NILES - With the holiday season and cold weather closing in, striking steelworkers at Phillips Manufacturing might be feeling the pinch, but passers-by hearing their chants and cheers Wednesday afternoon probably wouldn't know it.
''From the time the company came here, they wanted a five-year wage freeze, which we gave them,'' striking United Steelworker and 31-year plant employee Jim Nichols said.
Phillips took over operations at the Walnut Street plant about a dozen years ago. Nichols recalled the plan was to help the new owners get off to a good start with promises that workers would be rewarded in the long run.

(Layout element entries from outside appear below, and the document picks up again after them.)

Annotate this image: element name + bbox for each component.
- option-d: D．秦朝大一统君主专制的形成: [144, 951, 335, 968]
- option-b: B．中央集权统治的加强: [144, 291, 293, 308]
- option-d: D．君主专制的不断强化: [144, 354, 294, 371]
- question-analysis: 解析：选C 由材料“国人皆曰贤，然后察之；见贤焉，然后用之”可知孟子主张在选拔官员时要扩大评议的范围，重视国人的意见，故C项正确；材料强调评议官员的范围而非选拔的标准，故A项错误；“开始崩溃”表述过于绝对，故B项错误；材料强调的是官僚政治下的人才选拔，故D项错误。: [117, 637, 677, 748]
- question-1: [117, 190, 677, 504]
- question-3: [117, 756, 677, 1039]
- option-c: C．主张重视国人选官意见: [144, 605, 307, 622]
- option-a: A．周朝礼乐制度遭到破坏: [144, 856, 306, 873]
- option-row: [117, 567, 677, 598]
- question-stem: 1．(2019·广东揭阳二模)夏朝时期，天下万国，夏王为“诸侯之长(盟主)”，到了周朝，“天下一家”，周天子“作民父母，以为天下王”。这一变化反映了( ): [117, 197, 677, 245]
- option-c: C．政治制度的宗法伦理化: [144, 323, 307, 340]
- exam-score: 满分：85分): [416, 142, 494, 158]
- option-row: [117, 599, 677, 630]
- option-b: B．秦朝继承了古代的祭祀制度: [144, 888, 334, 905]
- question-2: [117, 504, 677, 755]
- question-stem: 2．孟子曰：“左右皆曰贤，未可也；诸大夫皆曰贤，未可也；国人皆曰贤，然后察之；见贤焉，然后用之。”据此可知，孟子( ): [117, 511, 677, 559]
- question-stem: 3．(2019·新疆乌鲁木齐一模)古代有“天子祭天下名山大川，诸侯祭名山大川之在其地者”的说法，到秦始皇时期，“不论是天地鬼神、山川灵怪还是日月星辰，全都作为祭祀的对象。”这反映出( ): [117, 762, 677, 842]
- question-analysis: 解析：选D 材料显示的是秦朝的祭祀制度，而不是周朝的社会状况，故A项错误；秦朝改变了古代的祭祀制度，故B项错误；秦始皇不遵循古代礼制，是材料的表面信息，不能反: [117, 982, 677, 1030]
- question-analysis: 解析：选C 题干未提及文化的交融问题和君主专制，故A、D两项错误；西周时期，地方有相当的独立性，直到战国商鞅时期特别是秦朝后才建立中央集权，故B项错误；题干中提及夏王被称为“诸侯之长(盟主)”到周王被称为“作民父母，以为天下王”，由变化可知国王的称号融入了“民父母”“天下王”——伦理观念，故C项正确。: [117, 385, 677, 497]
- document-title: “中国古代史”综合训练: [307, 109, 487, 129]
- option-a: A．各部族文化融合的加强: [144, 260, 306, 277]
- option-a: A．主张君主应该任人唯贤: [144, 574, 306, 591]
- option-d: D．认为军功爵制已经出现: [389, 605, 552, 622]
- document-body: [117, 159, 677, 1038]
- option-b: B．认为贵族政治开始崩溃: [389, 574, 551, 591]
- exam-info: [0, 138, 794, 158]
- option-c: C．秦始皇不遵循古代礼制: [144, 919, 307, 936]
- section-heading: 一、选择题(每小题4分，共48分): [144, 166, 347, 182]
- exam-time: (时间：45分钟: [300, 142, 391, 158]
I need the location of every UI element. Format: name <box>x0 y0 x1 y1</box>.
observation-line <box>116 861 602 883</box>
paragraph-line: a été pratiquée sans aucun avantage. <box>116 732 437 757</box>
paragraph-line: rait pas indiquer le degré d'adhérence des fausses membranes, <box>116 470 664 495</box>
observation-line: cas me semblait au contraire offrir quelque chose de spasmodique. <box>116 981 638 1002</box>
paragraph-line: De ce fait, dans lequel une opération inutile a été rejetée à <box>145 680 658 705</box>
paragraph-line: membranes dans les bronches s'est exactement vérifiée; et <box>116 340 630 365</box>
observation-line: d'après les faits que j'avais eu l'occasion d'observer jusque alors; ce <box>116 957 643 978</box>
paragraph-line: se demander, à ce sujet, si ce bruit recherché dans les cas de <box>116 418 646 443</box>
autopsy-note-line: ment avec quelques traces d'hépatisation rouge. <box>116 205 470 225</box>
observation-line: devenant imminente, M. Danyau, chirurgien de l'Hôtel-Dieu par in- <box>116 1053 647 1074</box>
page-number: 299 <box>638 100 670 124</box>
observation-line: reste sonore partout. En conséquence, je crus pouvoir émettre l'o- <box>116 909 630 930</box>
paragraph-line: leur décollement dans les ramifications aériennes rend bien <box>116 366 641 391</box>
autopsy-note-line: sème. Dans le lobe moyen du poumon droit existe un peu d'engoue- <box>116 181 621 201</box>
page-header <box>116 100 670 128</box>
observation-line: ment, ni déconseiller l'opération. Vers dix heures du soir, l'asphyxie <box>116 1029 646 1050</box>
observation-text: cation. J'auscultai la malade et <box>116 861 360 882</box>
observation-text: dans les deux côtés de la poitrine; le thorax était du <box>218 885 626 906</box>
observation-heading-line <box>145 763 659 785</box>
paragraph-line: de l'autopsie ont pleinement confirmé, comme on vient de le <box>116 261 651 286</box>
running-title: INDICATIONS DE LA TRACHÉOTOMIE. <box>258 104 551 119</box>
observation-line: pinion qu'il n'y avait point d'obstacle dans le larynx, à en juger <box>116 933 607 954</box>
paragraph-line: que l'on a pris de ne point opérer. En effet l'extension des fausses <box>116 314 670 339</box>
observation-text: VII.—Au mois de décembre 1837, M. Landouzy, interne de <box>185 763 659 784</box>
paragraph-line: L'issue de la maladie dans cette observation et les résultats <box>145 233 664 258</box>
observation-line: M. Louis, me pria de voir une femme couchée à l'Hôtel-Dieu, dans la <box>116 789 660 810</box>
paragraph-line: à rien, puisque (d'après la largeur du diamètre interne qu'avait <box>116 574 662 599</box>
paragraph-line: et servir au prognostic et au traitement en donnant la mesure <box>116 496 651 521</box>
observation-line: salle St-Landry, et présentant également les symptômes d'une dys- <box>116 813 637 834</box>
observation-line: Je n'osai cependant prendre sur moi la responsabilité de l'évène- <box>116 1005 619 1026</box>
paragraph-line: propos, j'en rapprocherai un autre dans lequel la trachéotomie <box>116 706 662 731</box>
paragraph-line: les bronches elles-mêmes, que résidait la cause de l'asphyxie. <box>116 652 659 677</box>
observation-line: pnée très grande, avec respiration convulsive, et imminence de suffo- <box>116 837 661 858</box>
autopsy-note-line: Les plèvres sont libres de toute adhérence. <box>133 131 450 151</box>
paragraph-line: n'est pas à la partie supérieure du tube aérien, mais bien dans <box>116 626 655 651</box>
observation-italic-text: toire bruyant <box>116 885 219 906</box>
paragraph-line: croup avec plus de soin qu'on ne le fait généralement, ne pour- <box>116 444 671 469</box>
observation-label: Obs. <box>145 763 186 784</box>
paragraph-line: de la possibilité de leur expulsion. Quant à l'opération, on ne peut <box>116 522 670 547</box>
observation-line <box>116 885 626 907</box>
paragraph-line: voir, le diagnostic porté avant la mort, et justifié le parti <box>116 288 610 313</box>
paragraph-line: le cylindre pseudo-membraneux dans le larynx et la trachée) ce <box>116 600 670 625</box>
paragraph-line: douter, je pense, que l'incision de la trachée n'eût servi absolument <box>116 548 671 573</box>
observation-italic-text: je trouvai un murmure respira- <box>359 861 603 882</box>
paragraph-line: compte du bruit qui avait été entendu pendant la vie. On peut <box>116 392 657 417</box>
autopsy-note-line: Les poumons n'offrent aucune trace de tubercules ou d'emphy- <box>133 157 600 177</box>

''Every contract since then has been 'gimme, gimme, gimme,''' Nichols said. ''It's time that we start the 'gimme, gimme' for a change and stop the greed.''
Nichols was among 40 or so workers who walked out in mid-September after attempts to reach a new labor contract failed. Wednesday, union members from other United Steelworker locals, United Auto Workers, IUE-CWA and others marched to the plant and then rallied in a show of solidarity for the pickets and against replacement workers being used inside the plant.
Criminal charges brought against plant management for the company's use of replacement workers are pending in Niles Municipal Court. A Niles ordinance bans the use of replacement workers during work stoppages within city limits. The company's attorney has entered a "not guilty" plea, and a pre-trial hearing is scheduled for Nov. 16.
Trumbull County Commissioner Frank Fuda, who served many years as a Niles Ward Councilman, joined Wednesday's rally and expressed frustration that the case is moving slowly.
''If you let it drag on until the strike is over, what's the use of having the law?" Fuda said.
United Steelworkers negotiator Dennis Brubaker said talks remain at a standstill. He has been in contact with a federal mediator, but so far that has not produced any progress. He said the union's next plan of action is to contact the company's customers to inform them about the strike and replacement workers.
Brad J. Garlock, Phillips human resources director, declined to comment on negotiations.
"We continue to work with the conciliator in this regard, and remain positive and hopeful that agreement for a new collective bargaining agreement is possible," he said.
Phil Frazier, a 25-year employee of the plant, acknowledged that times are tough. Paying high fuel prices to drive often from his home in Hubbard Township to the picket line is taking its toll. Still he was among workers vowing to outlast the company by one day in order to get a desirable contract.